Dr Norberto de Sá informa que quando
pensamos em hipertensão arterial, as complicações mais importantes estão
relacionadas ao coração, aos rins e ao cérebro.
No que se refere ao coração, a pressão
alta faz com que o órgão trabalhe de forma excessiva. Com isso, o ele pode
aumentar de tamanho e ficar mais espesso, como se estivesse “musculoso”, mas de
maneira prejudicial. Ao longo do tempo, esse crescimento pode levar à dilatação
do coração e comprometer seu funcionamento.
Já em relação aos rins, a hipertensão
descontrolada pode causar a chamada nefropatia hipertensiva, que é uma doença
renal secundária à pressão alta. Essa condição pode evoluir para doença renal
crônica e, em casos mais graves, levar até à necessidade de hemodiálise.

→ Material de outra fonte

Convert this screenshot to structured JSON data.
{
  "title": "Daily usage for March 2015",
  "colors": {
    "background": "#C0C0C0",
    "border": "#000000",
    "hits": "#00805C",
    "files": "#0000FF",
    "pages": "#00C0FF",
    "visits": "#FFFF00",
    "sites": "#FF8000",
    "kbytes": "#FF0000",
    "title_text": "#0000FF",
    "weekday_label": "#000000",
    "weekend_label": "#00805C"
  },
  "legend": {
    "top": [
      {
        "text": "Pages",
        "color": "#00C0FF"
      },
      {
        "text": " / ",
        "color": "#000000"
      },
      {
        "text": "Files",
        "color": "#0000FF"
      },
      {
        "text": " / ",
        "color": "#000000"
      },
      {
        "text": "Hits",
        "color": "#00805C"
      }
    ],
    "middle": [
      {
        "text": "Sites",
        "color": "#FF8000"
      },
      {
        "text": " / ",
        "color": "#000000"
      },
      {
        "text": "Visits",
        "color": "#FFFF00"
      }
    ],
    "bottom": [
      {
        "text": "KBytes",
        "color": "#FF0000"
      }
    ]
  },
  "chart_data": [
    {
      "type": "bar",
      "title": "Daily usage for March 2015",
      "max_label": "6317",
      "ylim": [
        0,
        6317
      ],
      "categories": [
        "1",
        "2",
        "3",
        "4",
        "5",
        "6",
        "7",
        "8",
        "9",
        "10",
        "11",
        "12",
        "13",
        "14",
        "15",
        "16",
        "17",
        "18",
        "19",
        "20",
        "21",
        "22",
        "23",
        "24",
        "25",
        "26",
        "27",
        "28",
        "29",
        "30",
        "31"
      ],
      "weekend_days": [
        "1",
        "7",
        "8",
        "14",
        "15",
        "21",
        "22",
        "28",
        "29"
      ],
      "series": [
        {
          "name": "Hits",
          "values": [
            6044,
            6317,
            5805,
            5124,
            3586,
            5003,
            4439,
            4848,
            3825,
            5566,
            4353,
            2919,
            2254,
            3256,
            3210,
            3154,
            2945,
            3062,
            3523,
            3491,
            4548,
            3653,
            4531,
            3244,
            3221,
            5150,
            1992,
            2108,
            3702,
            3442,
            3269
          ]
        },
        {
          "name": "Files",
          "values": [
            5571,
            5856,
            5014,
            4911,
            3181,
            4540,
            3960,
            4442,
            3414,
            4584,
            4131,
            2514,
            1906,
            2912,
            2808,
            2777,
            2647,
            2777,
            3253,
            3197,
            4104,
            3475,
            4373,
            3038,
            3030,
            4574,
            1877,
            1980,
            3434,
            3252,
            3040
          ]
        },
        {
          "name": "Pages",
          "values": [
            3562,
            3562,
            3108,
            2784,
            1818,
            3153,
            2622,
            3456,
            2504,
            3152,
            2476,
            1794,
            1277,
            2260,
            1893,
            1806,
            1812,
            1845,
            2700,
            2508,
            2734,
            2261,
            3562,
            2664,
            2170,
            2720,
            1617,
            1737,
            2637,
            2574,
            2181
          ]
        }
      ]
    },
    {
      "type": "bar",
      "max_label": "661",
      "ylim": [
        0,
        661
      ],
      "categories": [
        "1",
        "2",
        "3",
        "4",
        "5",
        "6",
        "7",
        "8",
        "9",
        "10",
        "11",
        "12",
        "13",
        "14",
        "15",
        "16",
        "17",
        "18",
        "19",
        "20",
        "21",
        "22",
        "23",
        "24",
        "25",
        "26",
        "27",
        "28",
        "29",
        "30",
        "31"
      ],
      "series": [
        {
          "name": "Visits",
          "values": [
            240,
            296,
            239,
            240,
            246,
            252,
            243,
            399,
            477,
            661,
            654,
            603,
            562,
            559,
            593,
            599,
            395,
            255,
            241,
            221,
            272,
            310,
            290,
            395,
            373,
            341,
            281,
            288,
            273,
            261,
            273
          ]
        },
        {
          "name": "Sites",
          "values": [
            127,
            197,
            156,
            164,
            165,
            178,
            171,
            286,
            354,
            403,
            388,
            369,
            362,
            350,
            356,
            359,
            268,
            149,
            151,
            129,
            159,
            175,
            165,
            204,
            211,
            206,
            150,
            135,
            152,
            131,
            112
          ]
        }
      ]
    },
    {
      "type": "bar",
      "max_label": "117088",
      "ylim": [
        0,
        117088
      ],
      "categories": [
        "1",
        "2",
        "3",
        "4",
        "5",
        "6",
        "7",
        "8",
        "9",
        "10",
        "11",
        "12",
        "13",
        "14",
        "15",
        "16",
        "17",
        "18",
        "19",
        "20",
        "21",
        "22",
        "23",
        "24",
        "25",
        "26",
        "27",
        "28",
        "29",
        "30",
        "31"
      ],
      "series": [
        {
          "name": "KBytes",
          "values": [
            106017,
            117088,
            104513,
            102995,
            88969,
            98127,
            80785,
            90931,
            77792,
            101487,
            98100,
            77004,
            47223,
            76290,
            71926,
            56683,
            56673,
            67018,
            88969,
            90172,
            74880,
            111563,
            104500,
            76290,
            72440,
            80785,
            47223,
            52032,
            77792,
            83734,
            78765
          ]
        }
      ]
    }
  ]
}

Entre as condições cerebrovasculares,
destaca-se o AVC hemorrágico. Embora o AVC isquêmico seja o mais frequente,
representando cerca de 80% a 85% dos casos, pacientes com hipertensão
descontrolada têm maior risco de sofrer um AVC hemorrágico. Isso ocorre porque
a pressão alta enfraquece e danifica as paredes dos vasos sanguíneos do cérebro
ao longo do tempo.
Exercício como aliado do controle da
pressão arterial
Uma pesquisa publicada no Journal of
the American Heart Association, aponta que exercícios realizados
com maior intensidade e regularidade podem reduzir em até 36% o risco de morte
por doenças cardiovasculares. A professora de Medicina do Esporte da Afya
Educação Médica Belo Horizonte, Dra Déborah Prado, comenta que a prática
regular de exercícios melhora a parte metabólica, facilitando a ação da
insulina, aumentando a captação de glicose e auxiliando no controle do
colesterol e dos triglicerídeos.
“As substâncias produzidas durante o
exercício permanecem ativas por várias horas no organismo, favorecendo a
dilatação dos vasos sanguíneos e, consequentemente, contribuindo para a redução
da pressão arterial. Em muitos casos, os benefícios do exercício podem ser
superiores ao uso isolado de medicamentos. Por isso, a atividade física faz
parte do tratamento da hipertensão, tanto por ajudar a reduzir a pressão
arterial quanto por regular diversos fatores metabólicos relacionados à
doença”, afirma Déborah Prado.
No Brasil, a prática da atividade
física, de pelo menos 150 minutos semanais, aumentou de 30,3% em 2009 para
42,3% em 2024, de acordo com o Ministério da Saúde. Dra Déborah ressalta que o
ideal é realizar 150 minutos semanais de exercícios aeróbicos de intensidade
moderada, conforme recomendado pela OMS.
“Exercícios aeróbicos como caminhada,
bicicleta, natação, corrida ou remo, além de 2 a 3 sessões semanais de
exercícios resistidos, como a musculação. A combinação dessas modalidades é a
mais indicada, pois potencializa os benefícios e otimiza o controle da pressão
arterial. Uma ótima estratégia são os treinos funcionais, que combinam
diferentes capacidades físicas em uma mesma sessão de treinamento, tornando a
prática mais dinâmica e completa. A melhor estratégia é sempre aquela que
favorece maior aderência e continuidade a longo prazo”, conclui a docente.